Summaries of all these variables have been presented in blog posts (see references). Q1, Q9 and Q10 were used in multivariate analyses (see references) but Q9 and Q10 did not feature in the interpretation and Q1 has inconsistencies with Q8. For the latter we give priority to Q8, the employment status of respondents at the time they completed the survey.

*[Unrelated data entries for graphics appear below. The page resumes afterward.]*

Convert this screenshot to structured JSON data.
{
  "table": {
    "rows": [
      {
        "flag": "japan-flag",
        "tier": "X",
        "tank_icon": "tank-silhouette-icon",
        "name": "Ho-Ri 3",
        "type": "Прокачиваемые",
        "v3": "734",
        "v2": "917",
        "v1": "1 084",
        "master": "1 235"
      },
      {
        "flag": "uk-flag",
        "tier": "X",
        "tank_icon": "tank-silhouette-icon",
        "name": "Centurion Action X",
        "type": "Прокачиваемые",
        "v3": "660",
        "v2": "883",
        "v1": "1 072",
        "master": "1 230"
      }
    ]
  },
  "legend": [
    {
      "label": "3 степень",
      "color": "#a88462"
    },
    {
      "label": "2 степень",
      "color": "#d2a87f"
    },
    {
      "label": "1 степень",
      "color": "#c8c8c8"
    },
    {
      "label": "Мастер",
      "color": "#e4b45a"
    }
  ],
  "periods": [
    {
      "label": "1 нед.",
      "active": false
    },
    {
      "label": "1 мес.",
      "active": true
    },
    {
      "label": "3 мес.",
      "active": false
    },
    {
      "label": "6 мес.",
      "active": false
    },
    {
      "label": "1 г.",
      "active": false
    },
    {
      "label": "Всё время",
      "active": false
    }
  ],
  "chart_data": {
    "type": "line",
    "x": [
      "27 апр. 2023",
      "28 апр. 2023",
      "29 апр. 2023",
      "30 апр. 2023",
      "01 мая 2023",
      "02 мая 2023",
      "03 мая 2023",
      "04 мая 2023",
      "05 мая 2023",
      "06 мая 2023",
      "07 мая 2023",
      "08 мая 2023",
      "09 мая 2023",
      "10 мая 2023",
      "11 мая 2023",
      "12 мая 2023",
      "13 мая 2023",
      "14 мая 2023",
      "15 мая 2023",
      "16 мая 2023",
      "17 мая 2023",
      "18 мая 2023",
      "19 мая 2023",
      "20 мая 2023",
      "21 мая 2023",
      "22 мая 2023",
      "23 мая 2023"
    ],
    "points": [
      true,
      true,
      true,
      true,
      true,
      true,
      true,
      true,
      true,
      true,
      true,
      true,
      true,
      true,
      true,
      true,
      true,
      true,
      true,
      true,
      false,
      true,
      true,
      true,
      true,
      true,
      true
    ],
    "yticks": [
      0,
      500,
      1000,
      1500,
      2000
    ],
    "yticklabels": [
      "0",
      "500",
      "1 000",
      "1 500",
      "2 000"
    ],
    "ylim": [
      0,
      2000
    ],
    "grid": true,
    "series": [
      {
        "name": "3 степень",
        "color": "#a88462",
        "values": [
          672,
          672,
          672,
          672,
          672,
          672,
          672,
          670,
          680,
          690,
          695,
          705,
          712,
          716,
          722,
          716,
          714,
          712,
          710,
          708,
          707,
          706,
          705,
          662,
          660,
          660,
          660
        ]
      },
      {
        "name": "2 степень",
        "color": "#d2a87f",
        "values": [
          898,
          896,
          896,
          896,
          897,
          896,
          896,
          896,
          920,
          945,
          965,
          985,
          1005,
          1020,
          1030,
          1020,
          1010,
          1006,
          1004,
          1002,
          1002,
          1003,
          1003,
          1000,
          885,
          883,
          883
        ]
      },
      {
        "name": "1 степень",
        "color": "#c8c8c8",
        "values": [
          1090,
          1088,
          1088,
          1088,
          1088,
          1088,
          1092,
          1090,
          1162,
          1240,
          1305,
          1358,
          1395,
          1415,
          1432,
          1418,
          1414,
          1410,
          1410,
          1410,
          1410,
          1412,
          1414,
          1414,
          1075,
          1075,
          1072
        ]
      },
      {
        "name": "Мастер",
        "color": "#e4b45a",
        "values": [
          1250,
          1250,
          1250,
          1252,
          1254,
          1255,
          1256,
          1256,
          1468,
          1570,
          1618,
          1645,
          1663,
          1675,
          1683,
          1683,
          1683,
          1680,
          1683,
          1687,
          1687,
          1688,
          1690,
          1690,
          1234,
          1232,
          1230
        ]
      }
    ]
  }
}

Of the remaining variables, we consider Q2, Q3, Q7, Q8, Q11, and Q13_F to be implicit identifiers (key variables). These variables were modified to achieve 3-anonymity, i.e. the smallest subgroup identifiable from combinations of these variables is at least of size 3. In particular, the following modifications were made
- Q2
Non-binary grouped with missing; all other key variables for this group suppressed (set to NA).
- Q3
Year of birth converted to approximate age groups: "> 35" and "35 and under"; age group suppressed for 14 individuals.
- Q7
Highest education level aggregated to two groups: "Doctorate/Professional" and "Masters and under"; highest education level suppressed for 3 individuals.
- Q8
Employment status aggregated to three groups: "Non-academic" (includes employment in industry, government, non-profit, self-employed) and "Academic" (includes retired, unemployed, student).
- Q11
Length of R usage aggregated to four groups: combined groups corresponding to shortest times into "< 2 years" group.
- Q13_F
Suppressed for two individuals.
In addition specific values containing personal/personally identifiable information were suppressed in Q19_H, Q22_B and Q23_B.
Author(s)
Heather Turner and Oliver Keyes
References
Bollmann, S., Cook, D., Debelak, R., Dumas, J., Fox, J., Josse, J., Keyes, O., Strobl, C. and Turner, H. (2017) Mapping useRs https://forwards.github.io/blog/2017/01/13/mapping-users/.
Bollmann, S., Cook, D., Debelak, R., Dumas, J., Fox, J., Josse, J., Keyes, O., Strobl, C. and Turner, H. (2017) useRs Relationship with R https://forwards.github.io/blog/2017/03/11/users-relationship-with-r/.
Josse, J. and Turner, H. (2017) useR! 2016 participants and R programming: a multivariate analysis https://forwards.github.io/docs/mca_programming_user2016_survey/.
Josse, J. and Turner, H. (2017) useR! 2016 participants and the R community: a multivariate analysis https://forwards.github.io/docs/mca_community_user2016_survey/.
Examples
# cross-tabulate age and length of time using R
xtabs(~ Q3 + Q11, data = useR2016)
# fit a logistic regression with "contribute to or write packages" predicted by
# gender, length of R usage, employment status, and community belonging
response <- with(useR2016,
ifelse(!is.na(Q13_D) | !is.na(Q13_E) | !is.na(Q13_F), 1, 0))
glm(response ~ Q2 + Q11 + Q8 + Q18, data = useR2016)